British doctor
who kicked-off vaccines-autism scare
may have lied, newspaper says
February 9 2009
Dr. Andrew Wakefield,
the British physician who
jump-started the scare about a link
between the measles-mumps-rubella
(MMR) vaccine and autism, manipulated
and changed data to make his case in
the 1998 Lancet paper, according to
an investigation by the Sunday Times
of London.
The purported link has
subsequently been refuted by a large
number of epidemiological studies.
That Lancet paper said that the
families of eight of 12 autistic
children attending a routine clinic
at Wakefield's hospital claimed that
symptoms of autism developed within
days after they were given the shot
-- or the "jab," as the
British call it. Wakefield and his
colleagues also claimed to have found
the measles virus in the children 's
intestines and that the virus caused
an inflammatory bowel disease linked
to autism.
But by studying
confidential and public records,
investigative reporter Brian Deer,
who has been following the MMR
controversy since the beginning,
found a different story.
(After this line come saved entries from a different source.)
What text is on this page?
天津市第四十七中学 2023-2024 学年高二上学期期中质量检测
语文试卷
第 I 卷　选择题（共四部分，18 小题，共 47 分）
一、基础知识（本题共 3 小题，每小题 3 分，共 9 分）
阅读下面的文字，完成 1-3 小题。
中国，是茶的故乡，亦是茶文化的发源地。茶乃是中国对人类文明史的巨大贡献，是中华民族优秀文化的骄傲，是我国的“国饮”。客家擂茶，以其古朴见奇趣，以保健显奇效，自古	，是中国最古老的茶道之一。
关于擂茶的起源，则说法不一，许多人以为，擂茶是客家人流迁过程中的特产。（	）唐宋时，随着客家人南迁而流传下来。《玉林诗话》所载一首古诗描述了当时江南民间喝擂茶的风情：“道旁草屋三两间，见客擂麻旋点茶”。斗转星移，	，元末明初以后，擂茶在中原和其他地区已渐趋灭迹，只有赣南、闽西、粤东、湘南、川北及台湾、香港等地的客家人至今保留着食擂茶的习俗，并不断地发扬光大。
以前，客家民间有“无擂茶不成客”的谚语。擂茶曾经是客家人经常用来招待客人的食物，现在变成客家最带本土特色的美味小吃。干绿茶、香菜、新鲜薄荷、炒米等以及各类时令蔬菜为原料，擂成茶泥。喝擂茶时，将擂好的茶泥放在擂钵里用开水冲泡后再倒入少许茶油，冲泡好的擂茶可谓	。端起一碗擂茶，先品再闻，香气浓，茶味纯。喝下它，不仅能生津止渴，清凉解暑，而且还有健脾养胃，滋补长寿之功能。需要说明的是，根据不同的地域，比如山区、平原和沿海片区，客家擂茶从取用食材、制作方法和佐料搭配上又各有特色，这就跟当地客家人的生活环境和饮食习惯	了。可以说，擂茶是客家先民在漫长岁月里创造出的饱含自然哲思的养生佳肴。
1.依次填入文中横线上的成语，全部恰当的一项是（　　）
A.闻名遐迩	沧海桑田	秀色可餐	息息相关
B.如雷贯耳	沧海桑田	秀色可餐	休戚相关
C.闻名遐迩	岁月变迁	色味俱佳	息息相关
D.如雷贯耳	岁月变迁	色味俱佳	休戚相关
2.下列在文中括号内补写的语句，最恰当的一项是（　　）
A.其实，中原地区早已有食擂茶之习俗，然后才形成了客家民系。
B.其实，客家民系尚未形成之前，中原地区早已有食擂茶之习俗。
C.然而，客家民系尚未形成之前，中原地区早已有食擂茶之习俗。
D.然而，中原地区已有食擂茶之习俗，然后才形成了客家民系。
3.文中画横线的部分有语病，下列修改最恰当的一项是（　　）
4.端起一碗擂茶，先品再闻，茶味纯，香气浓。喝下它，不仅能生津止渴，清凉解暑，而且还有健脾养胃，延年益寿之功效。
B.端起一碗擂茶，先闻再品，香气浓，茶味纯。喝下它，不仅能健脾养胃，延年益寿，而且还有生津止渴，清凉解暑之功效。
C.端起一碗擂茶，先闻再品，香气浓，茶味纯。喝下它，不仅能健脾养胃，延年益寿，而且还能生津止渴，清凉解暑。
Hospital and
other records indicated that
virtually all of the children had
begun developing symptoms of autism
well before the shot, Deer's report
said. Hospital pathologists examining
the children for signs of
inflammatory bowel disease were
unable to find it in most of the
cases, Deer discovered, but Wakefield
or someone on the team changed the
data to make it appear as if the
condition was found, Deer reported in
the Times. At least one parent of a
child in whose intestines the virus
was said to have been found took
samples to three other labs, which
were unable to find the virus, Deer's
report said.
Moreover, Deer reported,
Wakefield was retained as an expert
witness two years earlier by a lawyer
planning to sue vaccine manufacturers
on behalf of parents who thought MMR
caused their children's problems. The
parents cited in the Lancet article
came to Wakefield's clinic in
response to an advertising campaign
led by the lawyer' s group, called
Jabs, and not for routine screening,
Deer's report said.
In 2004, 10 of the 13
original authors on the Lancet paper
requested that the paper be withdrawn
, concluding that "no causal
link was established between MMR
vaccine and autism because the data
was insufficient." Wakefield has
continued to stand by the paper 's
conclusions.
Wakefield and two other
co-authors, Dr. John Walker-Smith and
Dr. Simon Murch, are now defending
themselves against allegations of
professional misconduct brought by
England's General Medical Council,
which oversees physicians. Those
charges are not related to the data
in the newspaper, but to the
researchers' ethics in using the
children .
The Times said it was
forwarding all the new data to the
GMC for review. Through his lawyers,
Wakefield denied the paper's
allegations.
In the fallout from
Wakefield's original paper,
vaccination rates in the country have
fallen from 92% to below 80%. As a
consequence, 1,348 cases of measles
were reported in England and Wales in
2008, compared with only 56 in 1998.
Two children died of the disease.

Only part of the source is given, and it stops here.